Thankfully, a small group of locals were hovering about Bare Lane station looking for it, otherwise we wouldn't have had a clue where the bus was due to pick us up from.  

It whizzed us to Lancaster, pain free, and a train took us effortlessly down to Preston.

SO much time before our train to York, this was potentially dangerous.  Only one thing for it, show Dad what excellent form the Black Horse is in of late.

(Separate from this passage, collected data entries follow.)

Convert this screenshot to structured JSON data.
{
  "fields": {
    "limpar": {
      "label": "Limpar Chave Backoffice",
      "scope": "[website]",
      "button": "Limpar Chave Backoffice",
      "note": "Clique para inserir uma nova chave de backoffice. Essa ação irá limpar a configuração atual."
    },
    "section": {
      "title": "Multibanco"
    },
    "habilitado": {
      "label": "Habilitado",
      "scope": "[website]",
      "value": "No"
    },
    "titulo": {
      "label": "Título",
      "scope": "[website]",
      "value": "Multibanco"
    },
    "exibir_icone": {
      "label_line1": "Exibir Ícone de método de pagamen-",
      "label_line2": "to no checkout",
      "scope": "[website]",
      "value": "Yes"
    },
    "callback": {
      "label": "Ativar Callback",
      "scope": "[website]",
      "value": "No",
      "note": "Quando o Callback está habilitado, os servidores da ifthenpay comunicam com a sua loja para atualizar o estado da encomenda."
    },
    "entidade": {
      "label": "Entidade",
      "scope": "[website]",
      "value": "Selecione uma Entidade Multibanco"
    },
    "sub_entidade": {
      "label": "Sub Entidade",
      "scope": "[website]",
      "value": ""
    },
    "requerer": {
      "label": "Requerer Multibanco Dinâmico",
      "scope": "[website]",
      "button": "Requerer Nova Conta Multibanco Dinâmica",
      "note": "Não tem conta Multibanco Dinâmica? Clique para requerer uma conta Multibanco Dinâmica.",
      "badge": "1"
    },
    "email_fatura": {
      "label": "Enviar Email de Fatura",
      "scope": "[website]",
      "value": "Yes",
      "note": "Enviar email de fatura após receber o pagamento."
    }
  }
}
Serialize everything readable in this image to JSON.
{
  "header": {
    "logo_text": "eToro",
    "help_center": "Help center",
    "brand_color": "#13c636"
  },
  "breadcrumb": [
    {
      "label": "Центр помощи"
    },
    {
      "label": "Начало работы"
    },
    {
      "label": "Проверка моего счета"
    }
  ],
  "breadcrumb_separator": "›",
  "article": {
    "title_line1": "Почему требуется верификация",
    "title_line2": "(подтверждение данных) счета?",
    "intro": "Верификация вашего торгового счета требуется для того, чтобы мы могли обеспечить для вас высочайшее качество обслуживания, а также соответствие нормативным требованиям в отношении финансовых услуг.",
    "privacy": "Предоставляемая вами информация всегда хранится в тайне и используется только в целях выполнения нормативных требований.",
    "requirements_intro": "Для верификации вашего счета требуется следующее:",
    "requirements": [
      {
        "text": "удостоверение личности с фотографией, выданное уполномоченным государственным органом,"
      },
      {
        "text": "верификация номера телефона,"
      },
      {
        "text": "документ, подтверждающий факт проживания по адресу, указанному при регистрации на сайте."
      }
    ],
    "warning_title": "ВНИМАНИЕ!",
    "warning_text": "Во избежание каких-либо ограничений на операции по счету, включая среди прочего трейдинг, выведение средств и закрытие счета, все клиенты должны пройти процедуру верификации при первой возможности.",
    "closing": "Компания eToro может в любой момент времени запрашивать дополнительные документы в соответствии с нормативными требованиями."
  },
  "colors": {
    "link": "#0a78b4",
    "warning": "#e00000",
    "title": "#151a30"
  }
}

It might the current day double pronged strikeforce of Titanic Plum Porter Grand reserve and Robinson's Old Tom (the Bannister and Warboys of ales), but the sparkling heritage interior seems to glimmer with more gusto than ever before.  I've known since 2003 that this pub was something special, but only these last few months I'd put it up their in the echelons of best pub ever visited - and this was even without SeetheLizards present today.  Dad got stuck into the jukebox - "no, not ABBA, please Dad no!", though Blur and Suede really hadn't been cutting it.  Another thing I love about this pub, you can be as anonymous and left alone as you like, or you can find someone to chat to at the drop of a hat.  Represents Preston perfectly I feel.  We got chatting to a couple opposite.  And it was no surprise that Dad told me, a few days later, the BBC Website did a top ten historic pubs and the headline photo was the exact bench we'd been sat on!  Wonderful.  Not everyone agreed on Twitter, someone even suggested there are better 'pubs' within 200 yards, though I suspect these folk put more stock on unusual beers than the buildings that house them.  Each to their own I guess!

So that was that.  And up to date on blogs for the first time in months, though with my pathetic June total of 9 ticks so far, it is a bloody good job.

And the situation doesn't get much better as work are again asking me to work my #ThirstyThursday.  Craft cans in my pants whilst restructuring SONIA loans?  Who's gonna know?  

But Saturday, Daddy BRAPA continues his recent run of form with a chauffeury day around a county I'm determined to finish in the next few months.